To get actionable insights and understand how people experience your brand, you must select software that offers advanced machine-learning models with remarkable accuracy.
With Keyhole’s in-depth brand sentiment analysis tool you can monitor your online mentions, measure campaign performance, and benchmark your results against that of your competitors in a matter of minutes.
Ready to start tracking your brand mentions and analyzing the sentiments behind them? Start your free trial with Keyhole today.
Frequently Asked Questions
1. How do you determine brand sentiment?
The best way to ascertain how your brand, products, and services are faring in the court of public opinion is by conducting a sentiment analysis.
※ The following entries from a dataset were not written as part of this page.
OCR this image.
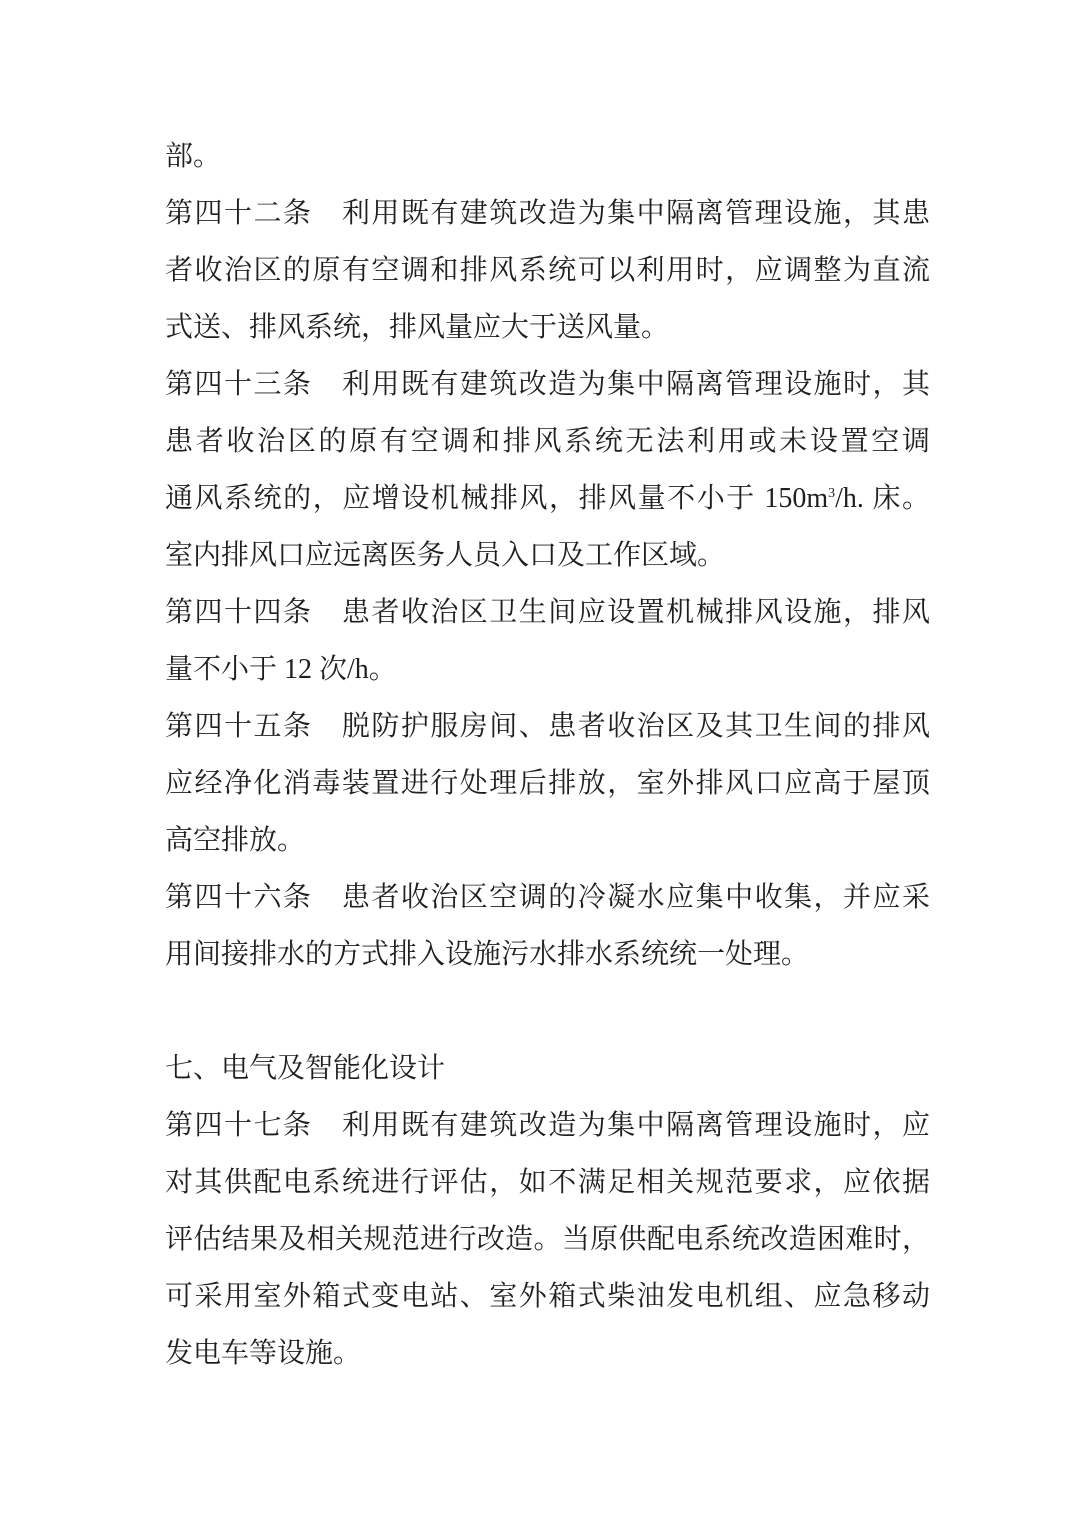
部。
第四十二条　利用既有建筑改造为集中隔离管理设施，其患
者收治区的原有空调和排风系统可以利用时，应调整为直流
式送、排风系统，排风量应大于送风量。
第四十三条　利用既有建筑改造为集中隔离管理设施时，其
患者收治区的原有空调和排风系统无法利用或未设置空调
通风系统的，应增设机械排风，排风量不小于 150m3/h. 床。
室内排风口应远离医务人员入口及工作区域。
第四十四条　患者收治区卫生间应设置机械排风设施，排风
量不小于 12 次/h。
第四十五条　脱防护服房间、患者收治区及其卫生间的排风
应经净化消毒装置进行处理后排放，室外排风口应高于屋顶
高空排放。
第四十六条　患者收治区空调的冷凝水应集中收集，并应采
用间接排水的方式排入设施污水排水系统统一处理。
七、电气及智能化设计
第四十七条　利用既有建筑改造为集中隔离管理设施时，应
对其供配电系统进行评估，如不满足相关规范要求，应依据
评估结果及相关规范进行改造。当原供配电系统改造困难时，
可采用室外箱式变电站、室外箱式柴油发电机组、应急移动
发电车等设施。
Based on your findings, you can then use brand sentiment metrics like net promoter score, share of voice, customer satisfaction scores, and purchasing behaviour to form a clear diagnosis of your brand health.
2. What is a good brand sentiment?
A good brand sentiment is a positive brand sentiment. This means that when you measure what people are saying about their experience with your company or products, the positive sentiments or comments outweigh the negative ones.
3. What is a sentiment analysis tool?
A sentiment analysis tool is an AI-powered software that reviews textual data and examines their emotion, tone, and intent to help you deduce what people are thinking and feeling about your products and services.